Chercher des chansons françaises interprétées par des Russes, c'est s'exposer à une pluie suave et slave de «Je t'aime». Eh oui, Gérard Depardieu n'est pas la seule star tricolore bénéficiant d'une grande popularité en Russie. Lara Fabian, au même titre (sans jeu de mots) que Patricia Kaas ou Mireille Matthieu, sont plus célèbres et adulées en Russie qu'Ivan Rebroff en son temps sur le continent. à l'Eurovision ou pendant les shows de Fabrika Zvezd (l'équivalent de la Nouvelle Star), «Je t'aime» («же тем» pour les russophones), est un des titres les plus… aimés:
Vopli Vidopliassova, ou «VV», manie à la perfection l'ukrainien, le russe, l'anglais et le français. Après être passé par le heavy metal, le chanteur Skripka se lance dans un rock aux accents folkloriques, alors que l'Ukraine est encore soviétique.

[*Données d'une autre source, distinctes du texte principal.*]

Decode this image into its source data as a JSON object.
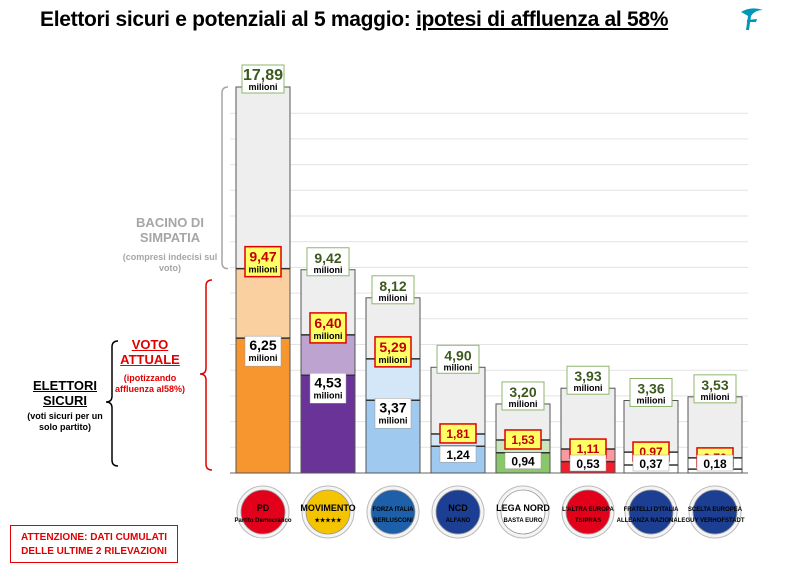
{
  "header": {
    "title_main": "Elettori sicuri e potenziali al 5 maggio: ",
    "title_emph": "ipotesi di affluenza al 58%"
  },
  "labels": {
    "bacino": "BACINO DI SIMPATIA",
    "bacino_note": "(compresi indecisi sul voto)",
    "voto": "VOTO ATTUALE",
    "voto_note": "(ipotizzando affluenza al58%)",
    "elettori": "ELETTORI SICURI",
    "elettori_note": "(voti sicuri per un solo partito)",
    "unit": "milioni",
    "warning": "ATTENZIONE: DATI CUMULATI DELLE ULTIME 2 RILEVAZIONI"
  },
  "colors": {
    "pd": "#f7962f",
    "m5s": "#6a3397",
    "fi": "#9fc9ef",
    "ncd": "#9fc9ef",
    "lega": "#8ac76a",
    "tsipras": "#f01e2a",
    "fdi": "#ffffff",
    "sc": "#ffffff",
    "bacino_bg": "#eeeeee",
    "total_label": "#3c5a1e",
    "red": "#e00000",
    "yellow": "#ffff66"
  },
  "chart_data": {
    "type": "bar",
    "ylim": [
      0,
      18.5
    ],
    "categories": [
      "PD",
      "MoVimento 5 Stelle",
      "Forza Italia",
      "NCD Alfano",
      "Lega Nord",
      "L'Altra Europa con Tsipras",
      "Fratelli d'Italia",
      "Scelta Europea"
    ],
    "series": [
      {
        "name": "BACINO DI SIMPATIA",
        "values": [
          17.89,
          9.42,
          8.12,
          4.9,
          3.2,
          3.93,
          3.36,
          3.53
        ]
      },
      {
        "name": "VOTO ATTUALE",
        "values": [
          9.47,
          6.4,
          5.29,
          1.81,
          1.53,
          1.11,
          0.97,
          0.7
        ]
      },
      {
        "name": "ELETTORI SICURI",
        "values": [
          6.25,
          4.53,
          3.37,
          1.24,
          0.94,
          0.53,
          0.37,
          0.18
        ]
      }
    ],
    "value_labels": {
      "totals": [
        "17,89",
        "9,42",
        "8,12",
        "4,90",
        "3,20",
        "3,93",
        "3,36",
        "3,53"
      ],
      "voto": [
        "9,47",
        "6,40",
        "5,29",
        "1,81",
        "1,53",
        "1,11",
        "0,97",
        "0,70"
      ],
      "sicuri": [
        "6,25",
        "4,53",
        "3,37",
        "1,24",
        "0,94",
        "0,53",
        "0,37",
        "0,18"
      ]
    },
    "logos": [
      {
        "text": "PD",
        "sub": "Partito Democratico",
        "color": "#e2001a",
        "icon": "pd-logo-icon"
      },
      {
        "text": "MOVIMENTO",
        "sub": "★★★★★",
        "color": "#f5c400",
        "icon": "m5s-logo-icon"
      },
      {
        "text": "FORZA ITALIA",
        "sub": "BERLUSCONI",
        "color": "#1d5fa8",
        "icon": "fi-logo-icon"
      },
      {
        "text": "NCD",
        "sub": "ALFANO",
        "color": "#1c3f94",
        "icon": "ncd-logo-icon"
      },
      {
        "text": "LEGA NORD",
        "sub": "BASTA EURO",
        "color": "#ffffff",
        "icon": "lega-logo-icon"
      },
      {
        "text": "L'ALTRA EUROPA",
        "sub": "TSIPRAS",
        "color": "#e2001a",
        "icon": "tsipras-logo-icon"
      },
      {
        "text": "FRATELLI D'ITALIA",
        "sub": "ALLEANZA NAZIONALE",
        "color": "#1c3f94",
        "icon": "fdi-logo-icon"
      },
      {
        "text": "SCELTA EUROPEA",
        "sub": "GUY VERHOFSTADT",
        "color": "#1c3f94",
        "icon": "sc-logo-icon"
      }
    ]
  }
}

Ingénieur de formation, il passe 5 ans en France au début des années 1990, à l'initiative du célèbre journaliste et critique musical Artemy Troitsky, à l'occasion d'échanges culturels entre l'URSS et l'Europe. Dans le titre qui suit, «les hurlements de Vidopliassov» rendent hommage à un autre français célèbre en Russie: Alain Delon.

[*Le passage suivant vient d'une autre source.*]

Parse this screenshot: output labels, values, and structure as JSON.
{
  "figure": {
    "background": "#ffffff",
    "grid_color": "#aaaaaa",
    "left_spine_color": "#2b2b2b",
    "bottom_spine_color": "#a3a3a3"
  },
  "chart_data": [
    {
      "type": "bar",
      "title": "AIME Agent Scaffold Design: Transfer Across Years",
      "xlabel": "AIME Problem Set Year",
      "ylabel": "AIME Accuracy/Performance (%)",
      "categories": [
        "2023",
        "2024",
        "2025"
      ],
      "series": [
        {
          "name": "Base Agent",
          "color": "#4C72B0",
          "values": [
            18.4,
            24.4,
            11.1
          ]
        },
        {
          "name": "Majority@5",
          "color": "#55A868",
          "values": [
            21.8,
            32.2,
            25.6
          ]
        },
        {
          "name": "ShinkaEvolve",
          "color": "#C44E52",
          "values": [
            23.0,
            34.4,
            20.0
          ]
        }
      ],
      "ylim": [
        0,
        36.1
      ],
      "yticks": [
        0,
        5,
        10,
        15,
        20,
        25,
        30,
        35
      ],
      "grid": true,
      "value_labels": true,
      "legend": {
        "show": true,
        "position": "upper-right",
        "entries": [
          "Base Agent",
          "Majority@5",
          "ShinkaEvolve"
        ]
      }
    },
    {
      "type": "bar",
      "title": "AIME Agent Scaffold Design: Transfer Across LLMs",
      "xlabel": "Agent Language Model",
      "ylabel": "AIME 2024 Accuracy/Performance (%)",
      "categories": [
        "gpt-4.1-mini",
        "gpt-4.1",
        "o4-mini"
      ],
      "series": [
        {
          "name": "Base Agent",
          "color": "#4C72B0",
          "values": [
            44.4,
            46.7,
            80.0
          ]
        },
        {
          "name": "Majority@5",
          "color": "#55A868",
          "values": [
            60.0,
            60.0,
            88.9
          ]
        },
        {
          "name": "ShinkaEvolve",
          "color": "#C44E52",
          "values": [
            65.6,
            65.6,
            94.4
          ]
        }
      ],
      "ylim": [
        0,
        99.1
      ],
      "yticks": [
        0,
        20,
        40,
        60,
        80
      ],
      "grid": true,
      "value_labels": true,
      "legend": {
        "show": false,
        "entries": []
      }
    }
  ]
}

Restons sur les interprètes ukrainiens, qui s'avèrent être d'excellents polyglottes. Ici, le chanteur Andreï Zaporozhets, alias «Sun», est la seconde moitié du duo Ljuk. On reconnaît tout de suite l'intemporalité Jah-jah propre à son groupe initial 5'nizza («Vendredi» en ukrainien) dans le titre Lemon. Parfait pour votre Perrier-rondelle de cet été.
Une autre facette des années 2000: les comédies musicales. Leur âge d'or en France n'aura pas épargné le pays des Tsars. À défaut de retrouver un bossu sous vodka et un prêtre orthodoxe barbu, voici une version tout aussi kitsch, mais avec un côté plus Modern Talking, avec les deux membres du groupe Smash!! Stars du début des années 2000, Sergey Lazarev et Vlad Topalov ont fait partie du groupe Neposedi, aux côtés de Lena Katina et Yulia Volkova, les deux chanteuses de la non moins célèbre formation t.A.T.u. Le groupe Smash!! ne passa pas le cap de 2006. Snif!!
Imaginez Kyo et Pascal Obispo qui font un enfant en 2012. C'est la sensation que vous aurez sûrement en écoutant le morceau Amsterdam de Shortparis, dont le début paroles ressemble à la chanson éponyme de Brel. Collectif fondé à Saint-Pétersbourg «en opposition à la scène musicale contemporaine», Shortparis a heureusement évolué vers un style plus «avant-pop expérimental», qui leur valu le qualificatif de «brilliant Russian band combine post industrial with stunning vocals», par le journaliste John Robb, «le premier à avoir interviewé Kurt Cobain», comme le rappelle Stepan Kazaryan, organisateur du jeune et prospère festival «Bol'», consacré à la musique indépendante en Russie.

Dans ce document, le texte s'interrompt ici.